Overlap-tile strategy
The blue box in above image (left) represents the input image to the network. Due to the use of valid convolutions (without any padding), the output is supposed to be the smaller yellow box (right).
They’re illustrating that the image they want to predict on is larger than the input to the network, possibly due to limited GPU memory. Hence, they need to perform inference multiple times using different parts of the input.
On the right side, imagine shifting the yellow box downward so that it aligns with the original square. Repeat this process to “tile” the output space. This requires a larger region of the input (blue) for inference. For non-overlapping yellow boxes in the output, overlapping blue boxes are needed for the input.
Mirroring extrapolation strategy
As you can see from the red arrow, it is a method of padding the empty space of the boundary by symmetrical existing images.
This strategy to improve predicion result about border regions of an imput image.
Elastic deformation
Elastic deformation is a technique used to augment training data by applying random distortions to images, helping AI models learn to recognize objects under different conditions (see above image).
This enables the network to learn invariant to such deformations, eliminating the necessity to encounter these transformations in the annotated image corpus.

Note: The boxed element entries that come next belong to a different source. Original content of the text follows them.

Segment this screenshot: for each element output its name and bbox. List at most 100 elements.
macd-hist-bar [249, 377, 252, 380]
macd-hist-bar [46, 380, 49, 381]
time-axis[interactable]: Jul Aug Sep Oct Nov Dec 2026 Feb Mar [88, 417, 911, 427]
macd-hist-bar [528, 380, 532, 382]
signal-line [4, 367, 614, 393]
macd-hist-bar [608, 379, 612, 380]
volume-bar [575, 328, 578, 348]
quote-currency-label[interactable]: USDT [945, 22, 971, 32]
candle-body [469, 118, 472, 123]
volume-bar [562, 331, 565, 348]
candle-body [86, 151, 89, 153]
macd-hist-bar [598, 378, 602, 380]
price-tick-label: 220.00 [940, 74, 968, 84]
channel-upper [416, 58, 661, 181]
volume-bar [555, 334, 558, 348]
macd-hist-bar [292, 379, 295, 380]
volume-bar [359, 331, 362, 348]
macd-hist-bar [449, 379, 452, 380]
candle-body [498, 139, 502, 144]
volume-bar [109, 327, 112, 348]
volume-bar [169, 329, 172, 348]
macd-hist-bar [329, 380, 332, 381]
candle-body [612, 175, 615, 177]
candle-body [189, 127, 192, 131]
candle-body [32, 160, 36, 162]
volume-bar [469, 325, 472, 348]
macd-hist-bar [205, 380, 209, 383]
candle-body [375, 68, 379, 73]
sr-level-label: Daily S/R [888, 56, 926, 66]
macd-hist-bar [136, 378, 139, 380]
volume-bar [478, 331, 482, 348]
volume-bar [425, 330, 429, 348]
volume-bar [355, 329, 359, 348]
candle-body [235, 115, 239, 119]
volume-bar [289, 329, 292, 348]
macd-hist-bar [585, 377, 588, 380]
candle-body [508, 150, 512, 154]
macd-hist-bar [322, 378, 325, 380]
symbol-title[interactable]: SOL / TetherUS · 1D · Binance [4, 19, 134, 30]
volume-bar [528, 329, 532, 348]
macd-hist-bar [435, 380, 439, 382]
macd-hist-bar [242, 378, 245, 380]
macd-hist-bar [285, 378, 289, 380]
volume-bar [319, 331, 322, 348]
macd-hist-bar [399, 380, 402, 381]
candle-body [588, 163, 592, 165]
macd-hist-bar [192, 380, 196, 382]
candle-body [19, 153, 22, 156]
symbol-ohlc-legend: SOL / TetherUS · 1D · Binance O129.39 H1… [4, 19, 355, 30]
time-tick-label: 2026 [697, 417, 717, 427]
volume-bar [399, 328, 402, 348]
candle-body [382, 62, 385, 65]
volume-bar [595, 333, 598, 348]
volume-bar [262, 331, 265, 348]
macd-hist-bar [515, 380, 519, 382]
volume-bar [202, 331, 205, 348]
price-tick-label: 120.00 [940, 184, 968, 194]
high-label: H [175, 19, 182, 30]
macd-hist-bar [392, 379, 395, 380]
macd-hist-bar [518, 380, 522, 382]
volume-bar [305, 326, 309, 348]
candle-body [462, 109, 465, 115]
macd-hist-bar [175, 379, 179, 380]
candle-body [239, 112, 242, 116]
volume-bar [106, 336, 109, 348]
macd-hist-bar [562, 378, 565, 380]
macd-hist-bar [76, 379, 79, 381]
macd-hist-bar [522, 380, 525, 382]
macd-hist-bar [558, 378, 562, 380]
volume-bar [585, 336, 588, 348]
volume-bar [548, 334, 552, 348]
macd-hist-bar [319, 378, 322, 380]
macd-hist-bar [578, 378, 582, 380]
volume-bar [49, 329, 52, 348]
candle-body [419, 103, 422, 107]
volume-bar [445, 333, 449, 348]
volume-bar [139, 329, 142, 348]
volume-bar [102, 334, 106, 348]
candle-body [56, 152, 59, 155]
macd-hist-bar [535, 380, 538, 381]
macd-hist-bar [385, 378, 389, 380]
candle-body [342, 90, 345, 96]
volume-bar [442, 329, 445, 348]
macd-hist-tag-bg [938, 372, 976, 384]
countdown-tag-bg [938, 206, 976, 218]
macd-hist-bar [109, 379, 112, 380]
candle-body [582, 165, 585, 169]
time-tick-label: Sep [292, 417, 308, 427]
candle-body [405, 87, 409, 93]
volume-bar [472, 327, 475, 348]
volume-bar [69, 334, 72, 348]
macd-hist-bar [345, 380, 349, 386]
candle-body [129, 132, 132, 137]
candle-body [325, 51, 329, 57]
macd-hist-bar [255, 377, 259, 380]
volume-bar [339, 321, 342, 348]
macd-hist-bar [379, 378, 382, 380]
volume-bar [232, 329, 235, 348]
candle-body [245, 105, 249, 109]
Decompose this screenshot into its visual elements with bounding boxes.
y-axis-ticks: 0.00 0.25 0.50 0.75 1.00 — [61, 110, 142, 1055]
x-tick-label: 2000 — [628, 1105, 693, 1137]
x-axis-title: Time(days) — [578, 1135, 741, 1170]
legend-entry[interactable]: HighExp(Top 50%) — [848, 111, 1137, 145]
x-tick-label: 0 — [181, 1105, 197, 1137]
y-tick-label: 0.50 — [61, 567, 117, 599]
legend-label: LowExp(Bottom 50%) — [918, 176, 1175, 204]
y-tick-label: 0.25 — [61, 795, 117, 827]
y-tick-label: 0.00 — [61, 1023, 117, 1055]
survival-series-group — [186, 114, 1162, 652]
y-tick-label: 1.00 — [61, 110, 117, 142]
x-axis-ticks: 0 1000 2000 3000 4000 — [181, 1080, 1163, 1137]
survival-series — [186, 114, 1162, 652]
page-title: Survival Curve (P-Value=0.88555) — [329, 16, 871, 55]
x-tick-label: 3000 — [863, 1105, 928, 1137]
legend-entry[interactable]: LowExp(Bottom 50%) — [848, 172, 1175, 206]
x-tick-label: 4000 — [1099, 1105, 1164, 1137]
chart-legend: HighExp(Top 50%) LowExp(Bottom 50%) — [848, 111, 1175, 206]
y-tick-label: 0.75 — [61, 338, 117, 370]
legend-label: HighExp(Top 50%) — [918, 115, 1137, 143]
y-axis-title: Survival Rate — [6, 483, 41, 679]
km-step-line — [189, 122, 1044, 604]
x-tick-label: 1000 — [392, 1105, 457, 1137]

This practice is crucial in biomedical segmentation, where tissue deformation is a common variation, and realistic deformations can be efficiently simulated.
2. Network Architecture
This network architecture can be divided into two main structures.
- Contracting path
- Two 3x3 convolution (unpadded convolution) + ReLU
- 2x2 max poolig operation with stride 2
- Double the number of channels when downsampled
- Expansive path
- 2x2 Transposed convolution that halves the num of feature channels
- Concatenation with the correspondingly cropped feature map from the contracting path
- Two 3x3 convolution (unpadded convolution) + ReLU
The last 1x1 convolution changes the number of 64 filters to the number of classes to be segmented
3. Training
- This model used SGD with momentum 0.99 as an optimizer
- To use of the GPU memory, they favor large input tiles over a large batch size
- Reduce the batch to a single image
- Pixel-wise soft-max
- $p_{k}(x)=exp(a_{k}(x))/(\sum_{k’=1}^{K}exp(a_{k’}(x)))$
- $k$ - Feature channel
- $a_{k}(x)$ - The activation in feature channel k at pixel position x
- Weight map was designed to give more importance to border pixels between touching cells (See Figure 3c and d)
- $w(x) = x_{c}(x) + w_{0}\cdot exp(-\frac{(d_{1}(x)+d_{2}(x))^{2}}{2\sigma ^{2}})$
- $w_{c}(x)$ - The weight map to balance the clas frequencies
- $d_{1}/ d_{2}$ - The distance to the border of the first, second nearest cell
- $w_{0} = 10$, $\sigma\approx5$ pixels
- Cross-Entropy loss function
- The loss value of each pixel was calculated by multiplying the pixel’s unique weight map with the cross-entropy.
- $E = \sum_{x\in\Omega}w(x)\log(p_{l(x)}(x))$
- Gaussian distribution initialization
- standard deviation = $\sqrt{\frac{2}{N}}$
- N = filter size x previous channel size
3.1 Data Augmentation
- Shift and rotation invariance
- Gray value
- Elastic deformation (I have already explained this technique above)
4. Experiments
As evident from the results, UNet achieved SOTA performance with IOU scores of 92% and 77.5% on the two datasets, respectively.
Conclusion
In summary, the U-Net architecture offers exceptional performance in biomedical image segmentation tasks, leveraging techniques like data augmentation with elastic deformations to achieve accurate results with minimal annotated data. Its efficient training time, as demonstrated on an NVidia Titan GPU (8GB), makes it a versatile and promising solution for various biomedical imaging challenges.